「トップシェア」「強固なポジション」を前面に押し出す、TIのアナログ事業戦略:ビジネスニュース 企業動向
Texas Instrumentsは、アナログ事業戦略に関する会見を開催し、「トップシェア」とする世界アナログ半導体市場での優位性を生かして、さらなる成長を果たそうとする方針を示した。
Texas Instruments(以下、TI)は2013年5月22日、都内でアナログ事業戦略に関する記者会見を開催した。同社アナログ事業統括のシニアバイスプレジデントを務めるBrian T.Crutcher氏は「世界アナログ市場でトップシェアを誇り、強固なポジションを獲得している。一方で、まだシェア拡大、成長の余地は多く残されている」と述べ、市場優位性を十分に発揮しながら、さらに市場での地位を高めていく方針を示した。
Crutcher氏は、今後の事業戦略の前提として世界アナログ半導体市場におけるTIのポジションについて強調する。「世界のアナログ市場は、特殊性があり、200社以上のアナログ半導体メーカーが存在する。市場は多くのアナログ半導体メーカーによって細切れに分断されている。その中でTIは17%のシェアを有し、強固なポジションを築いている。これは、顧客と共に成長する可能性が最もあるということだ」とした。その上でCrutcher氏は、「われわれには、まだ市場の83%分のシェアが狙えるわけであり、成長の余地も大きい」と語る。
「強固なポジション」は、2011年9月のNational Semiconductor(以下、NS)の買収でより高まった市場シェアだけでなく、さまざまな面で築けているとする。1つは、製品ラインアップ。

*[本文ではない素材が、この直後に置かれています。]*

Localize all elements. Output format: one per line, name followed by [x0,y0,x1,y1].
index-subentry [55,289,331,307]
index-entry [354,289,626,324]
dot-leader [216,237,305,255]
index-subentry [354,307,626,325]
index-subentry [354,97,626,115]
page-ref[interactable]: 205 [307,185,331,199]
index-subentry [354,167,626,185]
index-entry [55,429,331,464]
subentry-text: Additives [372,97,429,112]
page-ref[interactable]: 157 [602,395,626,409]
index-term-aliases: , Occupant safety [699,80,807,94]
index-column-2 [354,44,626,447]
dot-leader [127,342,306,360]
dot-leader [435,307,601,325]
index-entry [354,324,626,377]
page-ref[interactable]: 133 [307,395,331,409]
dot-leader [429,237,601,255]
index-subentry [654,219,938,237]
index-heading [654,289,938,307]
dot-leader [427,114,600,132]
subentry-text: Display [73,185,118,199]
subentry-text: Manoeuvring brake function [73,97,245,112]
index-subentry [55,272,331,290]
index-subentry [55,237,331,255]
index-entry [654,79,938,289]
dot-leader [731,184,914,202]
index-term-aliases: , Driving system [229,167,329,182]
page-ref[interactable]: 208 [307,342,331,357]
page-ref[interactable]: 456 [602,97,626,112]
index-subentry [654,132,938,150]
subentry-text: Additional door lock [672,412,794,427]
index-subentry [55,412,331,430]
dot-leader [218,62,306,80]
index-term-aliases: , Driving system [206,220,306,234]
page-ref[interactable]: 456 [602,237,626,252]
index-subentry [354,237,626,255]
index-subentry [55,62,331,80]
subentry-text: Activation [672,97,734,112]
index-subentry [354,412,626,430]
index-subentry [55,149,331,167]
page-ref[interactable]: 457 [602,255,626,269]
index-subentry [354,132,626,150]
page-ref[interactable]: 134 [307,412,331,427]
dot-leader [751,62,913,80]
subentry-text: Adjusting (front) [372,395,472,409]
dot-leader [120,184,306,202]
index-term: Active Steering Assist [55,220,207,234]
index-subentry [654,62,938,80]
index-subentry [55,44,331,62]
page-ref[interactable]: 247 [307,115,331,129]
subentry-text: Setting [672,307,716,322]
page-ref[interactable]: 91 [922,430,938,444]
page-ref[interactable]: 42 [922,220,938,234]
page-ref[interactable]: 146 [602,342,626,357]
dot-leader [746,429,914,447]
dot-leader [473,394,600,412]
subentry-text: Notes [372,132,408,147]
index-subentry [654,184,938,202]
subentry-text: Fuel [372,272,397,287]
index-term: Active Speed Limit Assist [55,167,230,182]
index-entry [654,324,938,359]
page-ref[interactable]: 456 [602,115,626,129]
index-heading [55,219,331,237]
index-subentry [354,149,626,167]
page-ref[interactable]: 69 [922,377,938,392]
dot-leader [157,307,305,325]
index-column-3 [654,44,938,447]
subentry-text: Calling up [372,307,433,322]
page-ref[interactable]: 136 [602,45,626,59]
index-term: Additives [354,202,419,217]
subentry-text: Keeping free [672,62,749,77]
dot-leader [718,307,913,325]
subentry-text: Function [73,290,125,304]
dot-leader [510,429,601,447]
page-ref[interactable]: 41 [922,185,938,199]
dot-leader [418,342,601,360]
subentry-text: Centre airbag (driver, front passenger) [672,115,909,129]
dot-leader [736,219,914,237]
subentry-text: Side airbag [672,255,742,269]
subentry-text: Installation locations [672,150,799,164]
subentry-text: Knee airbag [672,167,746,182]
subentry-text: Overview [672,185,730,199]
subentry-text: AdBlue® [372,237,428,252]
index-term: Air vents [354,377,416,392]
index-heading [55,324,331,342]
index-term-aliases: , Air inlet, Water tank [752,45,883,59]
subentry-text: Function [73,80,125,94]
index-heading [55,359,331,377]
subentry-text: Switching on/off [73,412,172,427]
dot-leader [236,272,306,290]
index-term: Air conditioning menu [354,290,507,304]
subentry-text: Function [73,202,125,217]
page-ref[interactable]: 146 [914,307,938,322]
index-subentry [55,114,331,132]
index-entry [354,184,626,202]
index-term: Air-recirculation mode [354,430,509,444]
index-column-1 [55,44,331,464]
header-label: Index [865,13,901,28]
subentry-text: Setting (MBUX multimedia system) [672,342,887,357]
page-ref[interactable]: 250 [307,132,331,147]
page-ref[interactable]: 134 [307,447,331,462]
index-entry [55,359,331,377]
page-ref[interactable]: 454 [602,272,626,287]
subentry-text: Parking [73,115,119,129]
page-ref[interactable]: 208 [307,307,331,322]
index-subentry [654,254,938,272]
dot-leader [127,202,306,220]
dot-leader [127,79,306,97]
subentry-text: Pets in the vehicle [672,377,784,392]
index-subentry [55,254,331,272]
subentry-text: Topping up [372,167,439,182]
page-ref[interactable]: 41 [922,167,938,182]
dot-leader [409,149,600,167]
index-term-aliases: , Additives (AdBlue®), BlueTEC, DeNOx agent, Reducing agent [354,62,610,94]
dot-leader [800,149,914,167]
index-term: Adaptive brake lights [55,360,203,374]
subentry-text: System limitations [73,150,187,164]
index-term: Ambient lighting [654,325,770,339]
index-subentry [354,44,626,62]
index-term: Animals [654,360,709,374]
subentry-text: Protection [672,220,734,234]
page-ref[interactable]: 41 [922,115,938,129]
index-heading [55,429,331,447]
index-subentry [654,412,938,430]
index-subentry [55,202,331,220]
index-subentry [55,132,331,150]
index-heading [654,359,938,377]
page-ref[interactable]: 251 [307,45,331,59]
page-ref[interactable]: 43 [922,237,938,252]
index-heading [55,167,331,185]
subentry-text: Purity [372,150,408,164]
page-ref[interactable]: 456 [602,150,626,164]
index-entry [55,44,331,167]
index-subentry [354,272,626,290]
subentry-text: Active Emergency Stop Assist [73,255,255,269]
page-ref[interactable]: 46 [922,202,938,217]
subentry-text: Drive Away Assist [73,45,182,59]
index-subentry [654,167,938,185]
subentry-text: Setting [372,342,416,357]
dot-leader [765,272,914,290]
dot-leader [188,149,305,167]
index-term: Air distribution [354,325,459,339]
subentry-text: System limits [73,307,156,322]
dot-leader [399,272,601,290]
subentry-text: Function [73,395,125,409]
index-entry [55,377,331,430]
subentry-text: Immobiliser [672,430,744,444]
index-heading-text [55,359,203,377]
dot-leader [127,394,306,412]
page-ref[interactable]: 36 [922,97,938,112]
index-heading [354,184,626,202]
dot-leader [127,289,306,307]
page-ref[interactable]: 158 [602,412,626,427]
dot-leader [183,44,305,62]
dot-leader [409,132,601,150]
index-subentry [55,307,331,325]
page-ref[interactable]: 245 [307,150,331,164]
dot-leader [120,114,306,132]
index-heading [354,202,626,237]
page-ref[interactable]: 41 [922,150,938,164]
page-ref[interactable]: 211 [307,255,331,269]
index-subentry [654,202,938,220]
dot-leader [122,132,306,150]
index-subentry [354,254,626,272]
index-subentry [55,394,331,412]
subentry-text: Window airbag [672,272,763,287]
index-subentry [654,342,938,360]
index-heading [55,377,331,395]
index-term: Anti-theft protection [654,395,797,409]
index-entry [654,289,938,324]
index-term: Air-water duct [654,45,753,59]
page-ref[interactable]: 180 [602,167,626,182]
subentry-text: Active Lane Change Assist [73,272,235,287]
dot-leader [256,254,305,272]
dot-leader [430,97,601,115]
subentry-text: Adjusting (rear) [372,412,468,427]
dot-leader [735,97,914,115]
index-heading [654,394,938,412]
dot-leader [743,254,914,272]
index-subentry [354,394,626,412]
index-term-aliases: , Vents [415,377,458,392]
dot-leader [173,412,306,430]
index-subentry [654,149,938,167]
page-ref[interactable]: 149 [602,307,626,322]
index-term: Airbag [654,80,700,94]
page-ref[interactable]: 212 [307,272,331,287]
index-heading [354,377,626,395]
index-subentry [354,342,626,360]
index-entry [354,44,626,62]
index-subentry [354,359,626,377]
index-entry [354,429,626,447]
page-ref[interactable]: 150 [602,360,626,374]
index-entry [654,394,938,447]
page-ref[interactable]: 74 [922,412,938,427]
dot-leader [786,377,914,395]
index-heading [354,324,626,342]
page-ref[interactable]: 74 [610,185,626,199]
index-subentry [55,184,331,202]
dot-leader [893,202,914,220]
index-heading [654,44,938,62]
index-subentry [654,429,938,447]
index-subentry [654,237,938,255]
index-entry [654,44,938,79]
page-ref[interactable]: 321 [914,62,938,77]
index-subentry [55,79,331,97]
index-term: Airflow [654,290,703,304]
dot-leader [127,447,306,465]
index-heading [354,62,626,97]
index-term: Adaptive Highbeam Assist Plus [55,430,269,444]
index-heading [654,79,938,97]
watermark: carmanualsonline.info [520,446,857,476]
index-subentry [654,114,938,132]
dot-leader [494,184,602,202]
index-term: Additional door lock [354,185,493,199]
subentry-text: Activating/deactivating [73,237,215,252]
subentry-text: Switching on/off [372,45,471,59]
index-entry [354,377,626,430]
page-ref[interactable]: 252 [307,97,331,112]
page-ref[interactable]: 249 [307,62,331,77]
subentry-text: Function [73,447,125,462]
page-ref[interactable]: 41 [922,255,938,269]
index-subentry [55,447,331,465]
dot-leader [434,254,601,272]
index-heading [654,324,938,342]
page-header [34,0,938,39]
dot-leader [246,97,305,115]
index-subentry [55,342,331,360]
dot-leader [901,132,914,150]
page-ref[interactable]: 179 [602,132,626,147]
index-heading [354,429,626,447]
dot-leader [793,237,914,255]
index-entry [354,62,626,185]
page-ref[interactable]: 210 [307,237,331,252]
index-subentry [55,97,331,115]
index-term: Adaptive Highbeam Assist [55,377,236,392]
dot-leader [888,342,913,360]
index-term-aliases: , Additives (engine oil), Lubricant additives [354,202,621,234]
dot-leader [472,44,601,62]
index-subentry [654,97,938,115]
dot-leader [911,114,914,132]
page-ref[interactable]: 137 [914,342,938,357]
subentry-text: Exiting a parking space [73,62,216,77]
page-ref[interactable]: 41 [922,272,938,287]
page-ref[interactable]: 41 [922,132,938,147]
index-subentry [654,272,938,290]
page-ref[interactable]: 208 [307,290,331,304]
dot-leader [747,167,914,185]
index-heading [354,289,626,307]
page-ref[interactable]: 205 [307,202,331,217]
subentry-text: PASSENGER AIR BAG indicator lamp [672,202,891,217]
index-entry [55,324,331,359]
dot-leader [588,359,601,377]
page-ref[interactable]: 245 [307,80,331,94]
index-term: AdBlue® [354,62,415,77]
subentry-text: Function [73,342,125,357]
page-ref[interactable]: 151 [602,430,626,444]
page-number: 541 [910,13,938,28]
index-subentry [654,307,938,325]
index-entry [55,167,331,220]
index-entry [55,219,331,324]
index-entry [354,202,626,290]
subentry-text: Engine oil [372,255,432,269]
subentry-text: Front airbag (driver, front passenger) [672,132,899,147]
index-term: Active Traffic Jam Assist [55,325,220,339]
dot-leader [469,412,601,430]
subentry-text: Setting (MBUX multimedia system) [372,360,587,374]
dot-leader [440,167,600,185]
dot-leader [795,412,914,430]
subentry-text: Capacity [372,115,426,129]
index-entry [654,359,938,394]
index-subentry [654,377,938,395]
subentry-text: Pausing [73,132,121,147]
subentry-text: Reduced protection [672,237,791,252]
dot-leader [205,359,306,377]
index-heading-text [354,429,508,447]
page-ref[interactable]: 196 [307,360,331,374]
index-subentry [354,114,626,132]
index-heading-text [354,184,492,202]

「当社は、データコンバータ/アンプ、インタフェース/クロック、電源ICとほとんど全てのアナログ半導体製品のポートフォリオをカバーしている」という。具体的には現在、TIが展開するアナログ半導体製品数は7万種以上とし、「顧客に対し、ベストな製品を提供できるメーカーだ」という。
次に、この製品ポートフォリオを世界に展開する販売・サポート体制に関してもCrutcher氏は、「より多くの顧客に訪問しているという点で、優位性がある」とする。営業拠点網、アプリケーションエンジニアの充実ぶりに加え、開発支援ツール類でも先行している点を強調する。
その例として、電源回路設計用途向けを中心に展開する無償オンラインツール「WEBENCH」を挙げる。WEBENCHは、旧NSが開発したツールで、簡単な仕様要件を入力することで、電源回路などを短時間に自動生成する設計支援ツールである。NSの買収後、TIの主要製品も同ツールに対応させたほか、機能強化も随時、行ってきた結果、「この1年間の新規WEBENCH利用登録者数は2万7000人以上に達した」とし、市場に受け入れられているという。さらに「2012年は日本での電源設計向けWEBENCHの使用率が前年比60%増に伸びるなど、他のどの地域よりも利用が伸びた」とした。
そして、もう1つのTIの優位性として、技術力と製造能力の高さも挙げた。「75種類以上もの独自製造プロセス技術があり、各プロダクト、各ソリューションに最適なプロセスを選択できる下地がある。生産能力としても過去4年間で4つの製造拠点を増やした他、NSの買収に伴う製造拠点の強化もあった。現在、アナログ事業の年間売り上げ規模は約70億米ドルだが、生産能力は、その倍の年間約140億米ドル分の製品を生産できるだけのキャパシティがある。急な需要増などにも十分対応できる供給継続性の高い体制も構築できている」とした。
今後のシェア拡大、成長に向けて、Crutcher氏は、「充実した『製品ポートフォリオ』『サポート体制』『技術力/製造能力』という3点を生かしていく。TIのアナログ製品を使うことで、より良い製品を、より速く、より多く開発できるようになると提案していきたい」とした。